The concept of self-esteem was raised just as the cutting edge of civil rights, and changing demographics, made the growth of minorities, and the changing composition of the population of the United States inevitable for those who understand cultural dynamics.
One way which was offered to ease the transition from the dominance of a white, European population was to invest heavily in raising the value of different world views as valid, and having a place in the American life.
Various phrases were trotted out to encourage a smooth transition. Melting Pot was one of the first, but that implied a blending that might diminish the flavor and contrast of immigrants, and the cultural differences they brought. Another was Salad Bowl. This maintained the notion of distinct, identifiable components of culture which, when taken together, produced a beautiful and varied serving of multicultural differences, contained within one vessel.
But how to achieve this goal?
Psychologists have long fretted over the popularization of complex ideas, generated in complex research projects, being appropriated, and frequently misunderstood, by educators and politicians. There has never been much we could do about it. Once an idea entered the popular vernacular it would take on an energy of it own and often become so divorced from original intent as to be unidentifiable. Such a concept was Self-Esteem.
We all think we know what it means. We think it means feeling good about yourself. We think it means asserting your own opinions, and not doubting their value. We think it means that the experiences you have (or think you have) are the basis for all of your social and political judgments.
A careful reading of the above citation, and a bit of thought, reveals that it was never intended that the individual place their experiences and knowledge above the value of truth, fact, or reality.
As Robert Frost noted:
"The latest creed that has to be believed
And entered in our childish catechism
Is that the All's a concept self-conceived,
Which is no more than good old Pantheism."

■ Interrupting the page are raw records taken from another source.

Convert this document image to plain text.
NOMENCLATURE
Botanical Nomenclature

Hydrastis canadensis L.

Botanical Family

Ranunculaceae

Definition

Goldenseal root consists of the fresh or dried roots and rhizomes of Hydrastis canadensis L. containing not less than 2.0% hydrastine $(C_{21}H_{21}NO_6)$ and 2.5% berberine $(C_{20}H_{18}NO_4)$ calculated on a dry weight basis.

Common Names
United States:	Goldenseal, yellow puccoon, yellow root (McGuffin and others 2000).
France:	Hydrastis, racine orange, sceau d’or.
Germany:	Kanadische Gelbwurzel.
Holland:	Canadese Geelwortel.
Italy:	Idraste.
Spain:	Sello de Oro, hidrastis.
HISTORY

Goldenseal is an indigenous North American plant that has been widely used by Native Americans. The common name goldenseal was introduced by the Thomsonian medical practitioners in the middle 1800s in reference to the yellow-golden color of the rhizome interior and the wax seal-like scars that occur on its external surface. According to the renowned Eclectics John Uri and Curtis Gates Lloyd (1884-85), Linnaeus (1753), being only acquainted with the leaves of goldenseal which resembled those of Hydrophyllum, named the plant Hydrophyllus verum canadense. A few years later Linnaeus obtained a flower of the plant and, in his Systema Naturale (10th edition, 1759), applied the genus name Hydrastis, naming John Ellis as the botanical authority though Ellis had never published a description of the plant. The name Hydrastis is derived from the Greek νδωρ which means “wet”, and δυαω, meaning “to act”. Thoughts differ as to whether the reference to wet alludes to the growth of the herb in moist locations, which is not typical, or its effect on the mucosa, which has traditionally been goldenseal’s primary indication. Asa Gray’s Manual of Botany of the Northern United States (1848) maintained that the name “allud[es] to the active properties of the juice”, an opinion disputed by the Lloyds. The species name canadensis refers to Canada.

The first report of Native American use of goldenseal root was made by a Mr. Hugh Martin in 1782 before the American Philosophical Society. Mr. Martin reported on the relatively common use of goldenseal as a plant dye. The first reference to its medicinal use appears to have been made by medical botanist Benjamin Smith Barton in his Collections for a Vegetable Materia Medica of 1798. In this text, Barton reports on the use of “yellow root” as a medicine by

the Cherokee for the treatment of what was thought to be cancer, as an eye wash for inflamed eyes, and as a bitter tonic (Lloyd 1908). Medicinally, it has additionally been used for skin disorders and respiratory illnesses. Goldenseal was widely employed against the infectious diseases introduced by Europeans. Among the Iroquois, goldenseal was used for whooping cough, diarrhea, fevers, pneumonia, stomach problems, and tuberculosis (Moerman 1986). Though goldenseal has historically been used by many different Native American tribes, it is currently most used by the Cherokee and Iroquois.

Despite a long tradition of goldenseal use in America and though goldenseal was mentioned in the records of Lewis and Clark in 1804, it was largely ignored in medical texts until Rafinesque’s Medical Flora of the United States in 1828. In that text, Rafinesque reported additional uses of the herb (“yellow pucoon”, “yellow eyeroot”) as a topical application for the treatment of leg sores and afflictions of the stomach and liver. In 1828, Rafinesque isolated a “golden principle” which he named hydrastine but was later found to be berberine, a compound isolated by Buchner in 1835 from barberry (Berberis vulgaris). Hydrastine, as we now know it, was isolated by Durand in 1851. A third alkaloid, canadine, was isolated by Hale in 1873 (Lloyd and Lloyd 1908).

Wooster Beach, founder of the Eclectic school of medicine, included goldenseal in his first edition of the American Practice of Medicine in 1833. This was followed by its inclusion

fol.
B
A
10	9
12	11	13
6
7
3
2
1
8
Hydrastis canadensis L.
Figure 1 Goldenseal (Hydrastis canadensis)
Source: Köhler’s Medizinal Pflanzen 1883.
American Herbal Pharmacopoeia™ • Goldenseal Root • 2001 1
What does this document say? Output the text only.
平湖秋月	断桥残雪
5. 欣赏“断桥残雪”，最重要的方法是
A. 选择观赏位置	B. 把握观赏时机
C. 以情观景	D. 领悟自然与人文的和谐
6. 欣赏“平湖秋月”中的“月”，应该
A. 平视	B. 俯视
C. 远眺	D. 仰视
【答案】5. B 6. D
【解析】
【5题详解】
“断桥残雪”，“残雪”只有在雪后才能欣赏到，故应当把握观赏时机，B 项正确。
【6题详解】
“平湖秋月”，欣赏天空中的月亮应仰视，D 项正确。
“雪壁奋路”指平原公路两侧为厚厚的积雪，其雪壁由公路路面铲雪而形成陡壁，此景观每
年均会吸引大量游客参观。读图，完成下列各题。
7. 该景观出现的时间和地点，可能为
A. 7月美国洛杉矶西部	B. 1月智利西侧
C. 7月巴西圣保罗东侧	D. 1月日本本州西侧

This Pantheon is now composed of over 300 million individuals trained in self-esteem to think that every thought, every feeling, every belief, is useful, or valuable, or important. We have dismantled the fabric of society, creating in its place a galaxy of single bodies, each revolving around the self.
In the classroom, just showing up became the goal. Just turning in something was rewarded as an accomplishment. In the work place, self enrichment was seen as a rational reaction to insuring the elevation of the newly aggrandized individual. In politics, protecting ones own view of the universe was elevated above seeking communal solutions. After all, a culture steeped in self-esteem had no reason to consider the needs, feelings, or beliefs of others. It was the self that dominated all planning and thought.
As the shackles of the dominate culture fell away, it has not been replaced with a richer and more vibrant social dynamic. It has been replaced with a narrow, limited, self-serving refusal to examine, consider, or search for truth, reality or a wider view of one's place in the world.
So, we have stupid people who profoundly misunderstand what the world is all about, espousing stupid ideas, in a vastly expanded technological wonderland, to anyone who gets in the way. Not that they lack the brains, or energy, to understand reality, but that they have been carefully trained to think that reality doesn't matter.
The only thing that matters is that they hold opinions. That they have "values". That they are seen as significant. That the world pay attention to them, not for what they know but simply because they exist.
For those who see a glimmer of this false standard, needing and wanting some conformation of their fragile knowledge base, there are a host of various "groups" which will offer support. Religious organizations, Tea Parties, talk radio, social activities, all provide a refuge from the barrage of the self-esteem of others. But, they neither address the problem of a declining knowledge of reality, challenge the role of self in the universe, or enhance the value of seeking truth over patting yourself on the back for your ability to think you see a pattern in the most limited information.
To address the question posed in the title, each of us must begin to first question the value of our personal opinions. Where did they come from? How were they formed? Are they based in a limited view of reality? Are they promoted because we value our own sense of self beyond the truth?
Then, we have to begin the long process of raising these questions with others. In the classroom. In the office. In the church. In the political parties.
If we do not seriously begin to eliminate the idea that anyone has a right to their own opinion, based on the simple fact of existence, we will preside over the total destruction of civil society, all in the name of creating self- esteem.